В настоящее время Константиновское укрепление играет уже совсем не ту роль, какую выполнял Новороссийск в составе береговой линии: теперь оно замыкает у моря нашу укрепленную линию, которая отграничила земли покорных нам натухайцев от земель немирных еще шапсугов, а до линии собственно береговой, еще не возобновляемой, оно не имеет непосредственного отношения. Вот от той башни, что виднеется справа от укрепления, по довольно торной дороге, можно теперь без особых опасностей прокатиться в экипаже среди живописнейшей природы до Суровской переправы на Кубани, причем на пути будут встречаться такие же сторожевые башни и два укрепления — Крымское и Адогумское. Этим путем обезопасен для нас один из благодатнейших уголков Западного Кавказа, и при нынешнем мирном настроении его жителей — натухайцев, он мог бы уже сделаться предметом изыскания для ученых, равно и для развлечения туристов, которые ищут впечатлений местности, еще не опошлившейся от всякого рода наблюдательных взглядов. Но ни о тех, ни о других пока здесь ничего еще не слышно, и, по всей вероятности, для тех и для других равно необходим комфорт при наблюдениях, на который здесь плохо надеяться.
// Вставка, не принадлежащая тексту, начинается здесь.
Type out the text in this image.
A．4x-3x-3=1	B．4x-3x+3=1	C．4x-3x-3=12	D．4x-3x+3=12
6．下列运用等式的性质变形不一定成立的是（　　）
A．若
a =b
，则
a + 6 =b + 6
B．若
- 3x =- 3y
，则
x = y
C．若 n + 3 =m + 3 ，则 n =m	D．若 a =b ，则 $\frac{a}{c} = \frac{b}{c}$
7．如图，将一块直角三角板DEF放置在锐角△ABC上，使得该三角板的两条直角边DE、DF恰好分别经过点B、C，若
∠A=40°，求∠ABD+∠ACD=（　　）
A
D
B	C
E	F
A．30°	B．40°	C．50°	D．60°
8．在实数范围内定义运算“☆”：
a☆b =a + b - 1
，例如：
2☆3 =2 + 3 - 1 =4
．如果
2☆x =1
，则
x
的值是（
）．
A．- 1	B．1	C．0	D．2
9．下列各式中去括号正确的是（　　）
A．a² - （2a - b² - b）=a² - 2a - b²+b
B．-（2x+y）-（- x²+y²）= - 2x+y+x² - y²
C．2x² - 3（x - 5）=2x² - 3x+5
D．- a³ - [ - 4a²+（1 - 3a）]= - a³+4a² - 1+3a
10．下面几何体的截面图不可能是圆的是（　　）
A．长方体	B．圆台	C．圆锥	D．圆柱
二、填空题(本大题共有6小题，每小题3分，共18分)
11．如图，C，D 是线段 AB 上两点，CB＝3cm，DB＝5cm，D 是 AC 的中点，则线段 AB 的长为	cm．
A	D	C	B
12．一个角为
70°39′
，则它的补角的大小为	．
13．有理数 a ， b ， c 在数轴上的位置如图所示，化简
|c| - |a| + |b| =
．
Стоянка наша пред Константиновским укреплением затянулась приемкой на пароход значительного груза: отъезжал на родину грузинский князь и забирал с собою множество пожитков, окружавших его на месте покидаемого им служебного поста. Отъезжавший князь был к тому же генерал. Понятно, что все меры угодливости были пущены в ход, чтобы только скорее и удобнее поместить на пароходе княжеское, да к тому же еще и генеральское имущество; а его-то, благодаря особенной плодоносности некоторых наших служебных мест, скопилось немного. До тех пор свободная еще палуба «В. К. Константина» становилась все теснее и теснее: появились тут кареты, коляски, тарантасы; в трюм то и дело опускались тяжеловесные сундуки, тюки, ящики; всякого вида коробки, коробочки, ящички, узелки, бочонки размещались внутри экипажей и под экипажами: кадки с цветами, горшки с маслом, кувшины с молоком, фляжки и бутылки с разными напитками — также заняли собою много закоулков палубы, в явный ущерб помещения для пассажиров четвертого класса. Наконец явилась особа генерала с его многочисленным семейством: жена, дети, компаньонка, гувернантка, компаньон, разнообразная прислуга из солдат, нянек, грузин и армян — все они наполнили пароход до такой степени, что стало на нем для всех тесно. Но еще не все: оставалось встащить на палубу семь лошадей, для которых нужны и корм и стойла; носовая часть палубы была очищена и под этих пассажиров, а затем последовало и самое встаскивание. Тут поднялась страшная возня: суетился капитан с своими помощниками, бегали матросы, визжали блоки, теснились пассажиры-зрители — и вот, каждая лошадь, поодиночке, сперва безобразно повиснув на воздухе, приподнималась на палубу и, почувствовав под собою опору, начинала неистово храпеть и бить копытами. Такая забавная возня с пассажирами этого рода могла бы ограничиться только доставлением нам любопытного комического зрелища, если б не вздумалось ей перейти в печальную драму: молодой матрос, больше других работавший около веревок, приподнимавших лошадь, как-то замешкался отдернуть руку свою от блока и остался без пальцев…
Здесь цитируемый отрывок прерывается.